To illustrate the performance of the proposed method, it was compared with several popular content extraction methods, i.e., the Chinese extraction method called Cx-Extractor and the English extraction method called Readability. The experiments were conducted on the CleanEval and CETRB datasets. It is found that the proposed method outperforms these compared methods in precision and recall. In addition, the extraction efficiency of the proposed method is superior to that of the Readability method. Moreover, compared with the other two methods, our method can ensure semantic coherence and enhance the readability of the extracted content.

In practical engineering, extracting high-quality content from the webpage is critical. For example, for information retrieval, the accuracy of retrieval will be directly affected by the quality of the extracted content. Since our method has excellent performance in accuracy, universality, simplicity, and scalability, it can be easily implemented and well used in Internet services and applications, e.g., information search, automatic text classification, topic tracking, machine translation, automatic summarization, etc. In these applications, our proposed content extraction method, as a necessary step, provides the basic data for subsequent analysis and data mining. Therefore, it can provide some technical references for governments, companies, and other researchers to extract content more accurately and more generally.

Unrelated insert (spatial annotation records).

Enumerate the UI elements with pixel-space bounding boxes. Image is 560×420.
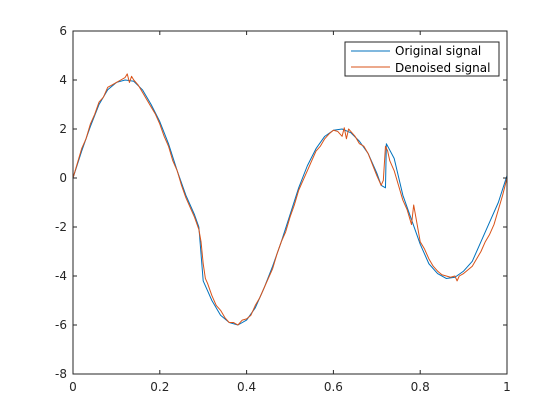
axes-box: [72, 30, 508, 375]
y-tick-label: -2: [55, 220, 67, 234]
legend: Original signal Denoised signal: [344, 41, 500, 77]
y-tick-label: 0: [59, 171, 67, 185]
legend-label-denoised-signal: Denoised signal: [395, 61, 490, 75]
legend-label-original-signal: Original signal: [395, 44, 481, 58]
x-tick-label: 0.6: [324, 380, 343, 394]
ticks-layer: 0 0.2 0.4 0.6 0.8 1 -8 -6 -4 -2 0 2 4 6: [55, 24, 511, 394]
y-tick-label: 6: [59, 24, 67, 38]
series-line-original-signal: [72, 79, 508, 326]
y-tick-label: 4: [59, 73, 67, 87]
y-tick-label: -8: [55, 367, 67, 381]
plot-area: [73, 31, 507, 374]
x-tick-label: 0: [69, 380, 77, 394]
y-tick-label: -6: [55, 318, 67, 332]
series-layer: [72, 73, 508, 326]
x-tick-label: 0.2: [150, 380, 169, 394]
series-line-denoised-signal: [72, 73, 508, 326]
y-tick-label: 2: [59, 122, 67, 136]
y-tick-label: -4: [55, 269, 67, 283]
legend-box: [344, 41, 500, 77]
x-tick-label: 0.8: [411, 380, 430, 394]
x-tick-label: 1: [503, 380, 511, 394]
x-tick-label: 0.4: [237, 380, 256, 394]
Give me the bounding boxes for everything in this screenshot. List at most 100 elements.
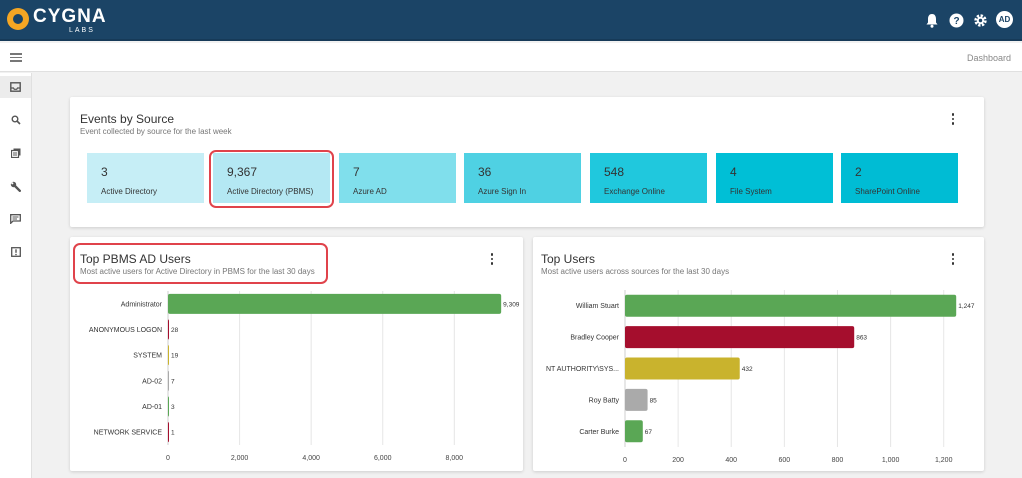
brand-name: CYGNA	[33, 6, 107, 27]
more-options-icon[interactable]	[949, 252, 957, 266]
source-tile-file-system[interactable]: 4 File System	[716, 153, 833, 203]
x-tick-label: 0	[623, 457, 627, 464]
bar[interactable]	[625, 294, 957, 317]
alert-icon[interactable]	[0, 241, 31, 263]
sub-header: Dashboard	[0, 43, 1022, 72]
top-users-bar-chart: 0 200 400 600 800 1,000 1,200 William Stuart 1,2…	[546, 290, 975, 464]
x-tick-label: 800	[832, 457, 844, 464]
bar[interactable]	[168, 396, 169, 417]
card-title: Events by Source	[80, 112, 175, 126]
user-avatar[interactable]: AD	[996, 11, 1013, 28]
source-tile-exchange-online[interactable]: 548 Exchange Online	[590, 153, 707, 203]
x-tick-label: 600	[779, 457, 791, 464]
card-subtitle: Event collected by source for the last w…	[80, 127, 232, 136]
value-label: 3	[171, 404, 175, 411]
value-label: 7	[171, 378, 175, 385]
category-label: SYSTEM	[133, 353, 162, 360]
brand-sub: LABS	[69, 27, 95, 34]
tile-count: 2	[855, 165, 862, 179]
hamburger-menu-icon[interactable]	[10, 53, 22, 62]
tile-count: 9,367	[227, 165, 258, 179]
x-tick-label: 400	[725, 457, 737, 464]
wrench-icon[interactable]	[0, 175, 31, 197]
gear-icon[interactable]	[972, 12, 988, 28]
x-tick-label: 1,000	[882, 457, 900, 464]
svg-text:?: ?	[953, 16, 959, 27]
tile-label: Active Directory	[101, 187, 158, 196]
x-tick-label: 200	[672, 457, 684, 464]
bar[interactable]	[168, 345, 169, 366]
category-label: NETWORK SERVICE	[94, 430, 163, 437]
category-label: William Stuart	[576, 303, 619, 310]
more-options-icon[interactable]	[949, 112, 957, 126]
bar[interactable]	[625, 326, 855, 349]
source-tile-azure-ad[interactable]: 7 Azure AD	[339, 153, 456, 203]
x-tick-label: 0	[166, 455, 170, 462]
tile-count: 548	[604, 165, 625, 179]
value-label: 863	[856, 335, 867, 342]
tile-label: Exchange Online	[604, 187, 665, 196]
source-tile-active-directory-pbms[interactable]: 9,367 Active Directory (PBMS)	[213, 153, 330, 203]
category-label: AD-01	[142, 404, 162, 411]
card-title: Top PBMS AD Users	[80, 252, 191, 266]
tile-count: 36	[478, 165, 492, 179]
highlight-box-pbms-tile	[209, 150, 334, 208]
category-label: Bradley Cooper	[570, 335, 619, 342]
top-users-card: Top Users Most active users across sourc…	[533, 237, 984, 471]
card-subtitle: Most active users across sources for the…	[541, 267, 730, 276]
source-tile-azure-sign-in[interactable]: 36 Azure Sign In	[464, 153, 581, 203]
x-tick-label: 4,000	[302, 455, 320, 462]
value-label: 28	[171, 327, 179, 334]
source-tile-active-directory[interactable]: 3 Active Directory	[87, 153, 204, 203]
help-icon[interactable]: ?	[948, 12, 964, 28]
category-label: NT AUTHORITY\SYS...	[546, 366, 619, 373]
tile-label: Active Directory (PBMS)	[227, 187, 314, 196]
x-tick-label: 2,000	[231, 455, 249, 462]
category-label: Carter Burke	[579, 429, 619, 436]
tile-label: SharePoint Online	[855, 187, 920, 196]
inbox-icon[interactable]	[0, 76, 31, 98]
messages-icon[interactable]	[0, 208, 31, 230]
card-title: Top Users	[541, 252, 596, 266]
x-tick-label: 8,000	[446, 455, 464, 462]
card-subtitle: Most active users for Active Directory i…	[80, 267, 315, 276]
value-label: 432	[742, 366, 753, 373]
source-tile-sharepoint-online[interactable]: 2 SharePoint Online	[841, 153, 958, 203]
pbms-users-bar-chart: 0 2,000 4,000 6,000 8,000 Administrator 9,309 A…	[89, 291, 520, 462]
category-label: Roy Batty	[589, 397, 620, 404]
value-label: 1	[171, 430, 175, 437]
value-label: 19	[171, 353, 179, 360]
reports-icon[interactable]	[0, 142, 31, 164]
value-label: 85	[650, 397, 658, 404]
bar[interactable]	[625, 388, 648, 411]
tile-count: 7	[353, 165, 360, 179]
tile-label: Azure AD	[353, 187, 387, 196]
highlight-box-pbms-title	[73, 243, 328, 284]
value-label: 1,247	[958, 303, 975, 310]
top-pbms-ad-users-card: Top PBMS AD Users Most active users for …	[70, 237, 523, 471]
breadcrumb[interactable]: Dashboard	[966, 53, 1011, 63]
search-icon[interactable]	[0, 109, 31, 131]
more-options-icon[interactable]	[488, 252, 496, 266]
bar[interactable]	[168, 422, 169, 443]
tile-label: Azure Sign In	[478, 187, 527, 196]
bar[interactable]	[625, 357, 740, 380]
category-label: AD-02	[142, 378, 162, 385]
category-label: ANONYMOUS LOGON	[89, 327, 162, 334]
top-navbar: CYGNA LABS ? AD	[0, 0, 1022, 41]
sidebar	[0, 73, 32, 478]
value-label: 9,309	[503, 301, 520, 308]
cygna-labs-logo[interactable]: CYGNA LABS	[7, 5, 127, 35]
x-tick-label: 1,200	[935, 457, 953, 464]
value-label: 67	[645, 429, 653, 436]
bar[interactable]	[168, 293, 502, 314]
logo-mark-icon	[7, 8, 29, 30]
bar[interactable]	[168, 370, 169, 391]
bar[interactable]	[168, 319, 170, 340]
events-by-source-card: Events by Source Event collected by sour…	[70, 97, 984, 227]
tile-count: 3	[101, 165, 108, 179]
category-label: Administrator	[121, 301, 163, 308]
bar[interactable]	[625, 420, 643, 443]
tile-label: File System	[730, 187, 772, 196]
bell-icon[interactable]	[924, 12, 940, 28]
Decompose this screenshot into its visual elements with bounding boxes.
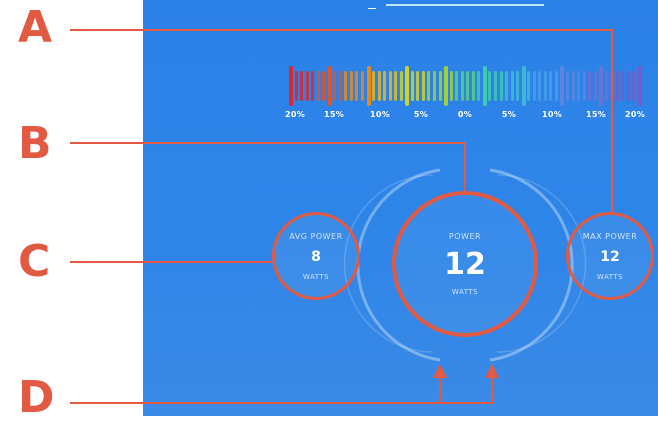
scale-tick [477, 71, 481, 101]
scale-label-right-5: 5% [501, 110, 517, 119]
scale-tick [322, 71, 326, 101]
scale-tick [543, 71, 547, 101]
scale-tick [372, 71, 376, 101]
scale-tick [383, 71, 387, 101]
scale-tick [549, 71, 553, 101]
max-power-unit: WATTS [596, 272, 624, 281]
scale-tick [455, 71, 459, 101]
scale-tick [466, 71, 470, 101]
scale-tick [416, 71, 420, 101]
power-value: 12 [444, 247, 486, 282]
scale-tick [493, 71, 497, 101]
scale-tick [521, 66, 526, 106]
scale-tick [460, 71, 464, 101]
scale-tick [527, 71, 531, 101]
scale-tick [433, 71, 437, 101]
scale-tick [471, 71, 475, 101]
scale-tick [355, 71, 359, 101]
scale-tick [516, 71, 520, 101]
avg-power-circle: AVG POWER 8 WATTS [272, 212, 360, 300]
scale-tick [588, 71, 592, 101]
scale-tick [361, 71, 365, 101]
power-circle: POWER 12 WATTS [392, 191, 538, 337]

However, many scanning operations are required during the replacement of HTML tags and escape characters in the current version algorithm, which will reduce the efficiency of the content extraction. Considering this limitation, an improvement needs to be made for the proposed method in the future so that it can complete all the replacing operations after scanning the HTML document once by matching the angle brackets. In addition, the precision of the main content extracted from multiple-content webpages can be further improved in the future. For example, the noises frequently occur in the form of short sentences around the comment messages of forum websites, which may usually be mistaken for the main content. If these types of noises can be identified and removed, the precision of our proposed method can be further improved, which is the direction of further research.